Sementara itu, Kepala Stasiun Karantina Ikan Pengendalian Mutu dan Keamanan Hasil Perikanan (SKIPM) Bima, Arsal berharap semua perusahaan eksportir mutiara di wilayah kerja Bima yang membawahi Labuan Bajo itu bisa menaati seluruh prosedur yang berlaku.

Hal ini diharapkan agar aktivitas pengiriman yang dilakukan harus menggunakan dokumen sehingga tidak merugikan para eksportir tersebut. 

"Kalau tanpa dokumen ya risikonya pasti ditahan. Karena itu kami selalu beri penyadaran dan peringatan agar bekerja sesuai prosedur," kata Arsal.

Menurut dia, kegiatan lalu lintas pengiriman komoditas mutiara sangat menggairahkan di pasaran karena Indonesia memiliki potensi yang cukup menjanjikan.

Secara alami Indonesia menjadi salah satu negara penghasil 70 persen sampai 90 persen South Sea Pearl sehingga menjadi lirikan para pengumpul mutiara dunia. Karena itu penting dilakukan pengawasan ketat.

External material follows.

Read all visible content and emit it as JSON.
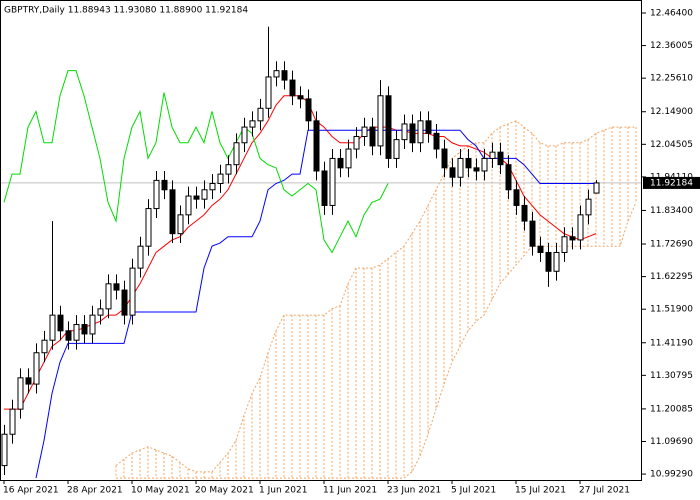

Pemerintah dalam hal ini Karatina Ikan tidak akan segan-segan memberi rekomendasi pencabutan izin usaha jika perusahaan atau eksportir melakukan pelanggaran dengan mengirim secara ilegal atau tanpa dokumen sebagaimana yang diwajibkan oleh aturan yang ada.

"Kalau dijual ilegal tanpa dokumen maka akan menurunkan nilai jual semestinya dan akan berpengaruh kepada penghasilannya," katanya.